Oh, it's just a fuzz guitar. We were trying to get that sound like you hear in French porn music. You know, they have that sort of funny fuzz guitar, that really over-the-top fuzz guitar. That's what we were trying to go for. And that kind of funny clicky bass they always have on it.

That song and "You Inspire Me" both sound like something Frank Sinatra could've recorded.
Yeah. That song--I told the guys when we went to record it--I said, "Look, this has got this--this song has got a little descending little line in it, which is very redolent of the '40's and the '50's. It sounds like one of those late-night, sort of loungy kinds of tricks." But I said to them when we went in, "Look, this might sound like jazz, but let's just remember, we're not jazz guys. So don't try and push it into something that sounds really phony and fake." Not that these guys would, because they're really great players, these people that I play with. But they're not--

You didn't want them to think "jazz."
Yeah, exactly. I said, "If it comes along--" you know, because I cut my stuff with the vocal at the same time, for reasons I'll go into if you want me to. But there's a great English eccentric, a guy called Viv Stanshall--I don't know if you've ever heard of him. He had a sort of satirical group in the '60's called the Bonzo Dog Do Dah Band. He was the singer. He was a very eccentric bloke. And he had this little thing he used to say about jazz. He used to say, to describe jazz, he'd say, "Jazz-- delicious hot, disgusting cold." And I said to them, "Look--" Viv's no longer with us, of course--I said, "Look, Viv is looking down on us now. Just remember, 'Jazz--delicious hot, disgusting cold.' So please handle with care." I think it came out really sounding sweet and wistful. It doesn't make go, "Oh! It's that horrible fake jazz thing!" Because the song itself is basically a three-chord, four-chord song. It sounds like a country-western song when you just play it on the acoustic (laughs). So I wouldn't dream of saying, "Oh, I'm really into jazz now." I like pop music, albeit pop music from my era. You know, that's what I'm schooled in--two verses, middle eight, chorus, and out.

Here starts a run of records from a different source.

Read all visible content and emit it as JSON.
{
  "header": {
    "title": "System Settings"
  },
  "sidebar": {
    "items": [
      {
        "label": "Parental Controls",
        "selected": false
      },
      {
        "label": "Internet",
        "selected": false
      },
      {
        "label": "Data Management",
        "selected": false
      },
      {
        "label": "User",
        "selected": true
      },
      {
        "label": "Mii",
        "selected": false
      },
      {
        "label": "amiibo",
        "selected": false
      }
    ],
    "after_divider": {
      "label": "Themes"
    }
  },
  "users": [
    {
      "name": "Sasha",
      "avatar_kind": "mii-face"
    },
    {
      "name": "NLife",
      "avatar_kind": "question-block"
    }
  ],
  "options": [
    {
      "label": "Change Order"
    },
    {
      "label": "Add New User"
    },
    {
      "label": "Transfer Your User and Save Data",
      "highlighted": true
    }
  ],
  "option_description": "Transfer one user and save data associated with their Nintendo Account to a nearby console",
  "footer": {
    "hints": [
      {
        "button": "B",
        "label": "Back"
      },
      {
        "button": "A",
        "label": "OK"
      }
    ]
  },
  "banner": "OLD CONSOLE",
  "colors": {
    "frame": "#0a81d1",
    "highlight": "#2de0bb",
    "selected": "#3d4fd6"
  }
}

Your dad must like "You Inspire Me."
Oh, he does like that one, yeah. Yes, he does like that one. But he likes some of the others as well, which are not quite so obviously of his era.

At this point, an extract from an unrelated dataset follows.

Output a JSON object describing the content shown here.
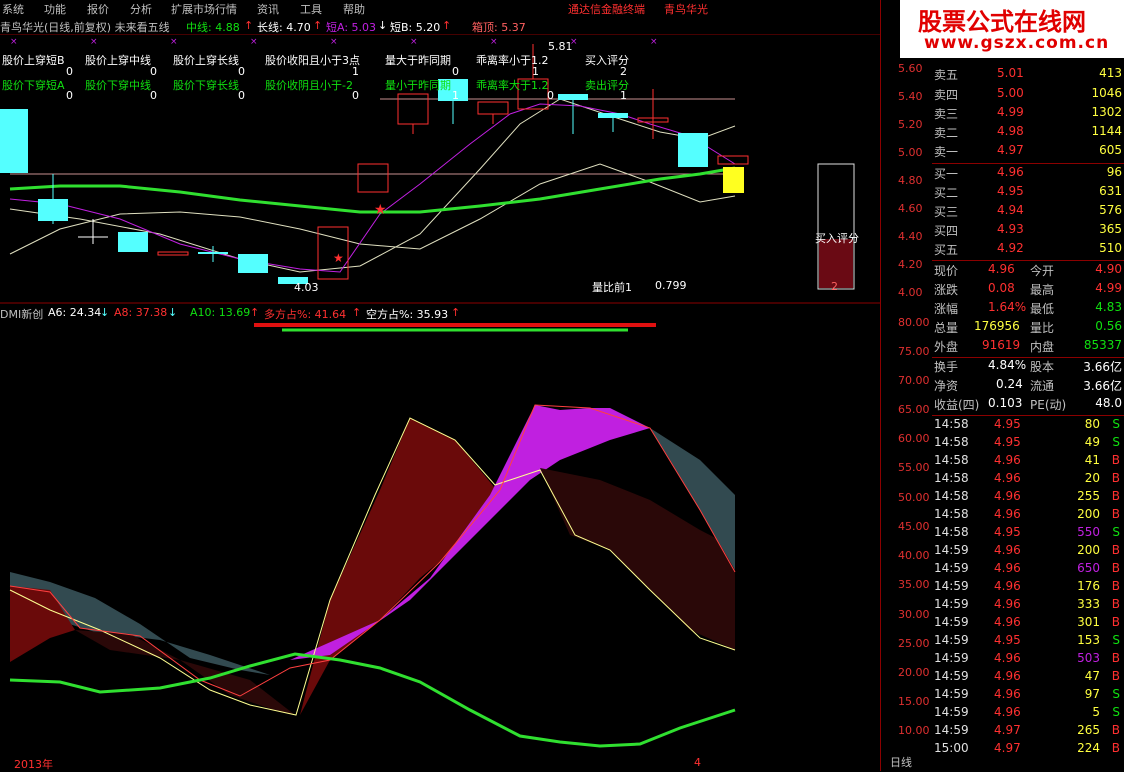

Why did Rounder pick up Party of One, of all of your albums it could've chosen to reissue?
I didn't even know it was.

It's listed on the Rounder website with your two latest albums and the live EP.
Oh. Well, maybe they leased them off Demon, because Demon--you know, all my back catalogue--they've got all my back catalogue. And they recently reissued Party of One, with a new cover and two-- that awful thing they do where they take two outtakes--

You don't like that?
Oh, man! There's a reason why they're outtakes! I think it's such a shame. I know that if you're a real fan--real fans would be interested in it, but if it's not very good music, I think it's kind of a shame to do that. But that's the way it is.

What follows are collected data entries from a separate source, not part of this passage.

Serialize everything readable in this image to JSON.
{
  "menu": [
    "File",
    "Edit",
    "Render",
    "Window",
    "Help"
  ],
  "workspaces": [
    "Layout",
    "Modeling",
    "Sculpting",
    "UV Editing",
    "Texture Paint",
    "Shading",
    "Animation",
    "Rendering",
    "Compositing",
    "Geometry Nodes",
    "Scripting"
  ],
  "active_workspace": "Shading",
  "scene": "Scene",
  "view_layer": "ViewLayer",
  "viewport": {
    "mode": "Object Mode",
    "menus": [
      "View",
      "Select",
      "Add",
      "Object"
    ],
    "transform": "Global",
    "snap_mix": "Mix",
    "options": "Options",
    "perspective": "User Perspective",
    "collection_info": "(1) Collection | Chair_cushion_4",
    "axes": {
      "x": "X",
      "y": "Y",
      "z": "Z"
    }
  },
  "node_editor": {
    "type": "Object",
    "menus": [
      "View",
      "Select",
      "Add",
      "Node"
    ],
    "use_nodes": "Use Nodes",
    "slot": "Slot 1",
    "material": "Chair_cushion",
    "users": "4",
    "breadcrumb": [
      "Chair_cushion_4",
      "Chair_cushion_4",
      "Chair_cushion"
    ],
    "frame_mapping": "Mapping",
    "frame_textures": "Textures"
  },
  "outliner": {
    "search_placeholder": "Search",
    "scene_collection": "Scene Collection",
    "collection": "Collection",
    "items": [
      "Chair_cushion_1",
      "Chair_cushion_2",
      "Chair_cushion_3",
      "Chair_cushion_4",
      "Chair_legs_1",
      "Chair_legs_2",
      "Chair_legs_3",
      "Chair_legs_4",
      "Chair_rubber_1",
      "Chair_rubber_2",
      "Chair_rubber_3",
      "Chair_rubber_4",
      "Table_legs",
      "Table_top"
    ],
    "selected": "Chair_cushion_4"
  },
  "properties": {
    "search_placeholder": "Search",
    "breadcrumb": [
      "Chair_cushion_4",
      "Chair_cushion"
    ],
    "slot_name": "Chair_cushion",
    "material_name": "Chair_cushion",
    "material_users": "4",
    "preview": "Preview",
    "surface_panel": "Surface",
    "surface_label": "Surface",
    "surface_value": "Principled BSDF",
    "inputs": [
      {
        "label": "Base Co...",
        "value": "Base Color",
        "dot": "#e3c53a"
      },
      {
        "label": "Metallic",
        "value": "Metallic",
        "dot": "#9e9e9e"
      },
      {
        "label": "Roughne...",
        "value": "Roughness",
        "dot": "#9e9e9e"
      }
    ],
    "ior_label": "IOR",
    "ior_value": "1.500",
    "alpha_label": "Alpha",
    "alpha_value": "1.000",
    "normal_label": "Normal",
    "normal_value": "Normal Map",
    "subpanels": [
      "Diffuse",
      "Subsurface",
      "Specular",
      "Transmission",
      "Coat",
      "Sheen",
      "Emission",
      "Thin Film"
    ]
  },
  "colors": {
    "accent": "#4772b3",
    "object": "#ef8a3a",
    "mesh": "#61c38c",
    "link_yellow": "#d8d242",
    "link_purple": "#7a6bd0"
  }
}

You had no say over whether they did that or not?
Well, but I can be persuaded very easily, and if they tell--"Well, that's what everyone does, man! Wake up! It's the real world! It's only just trying to sell some records!" I'll go, "Oh, yeah. All right. Maybe I'm getting a little aloof about this."

I think your reservations are in large part correct. I found most of the outtakes on Bob Dylan's Bootleg (Volumes I-III) box set rather underwhelming.
Well, exactly. What the ear don't hear, the heart don't grieve for.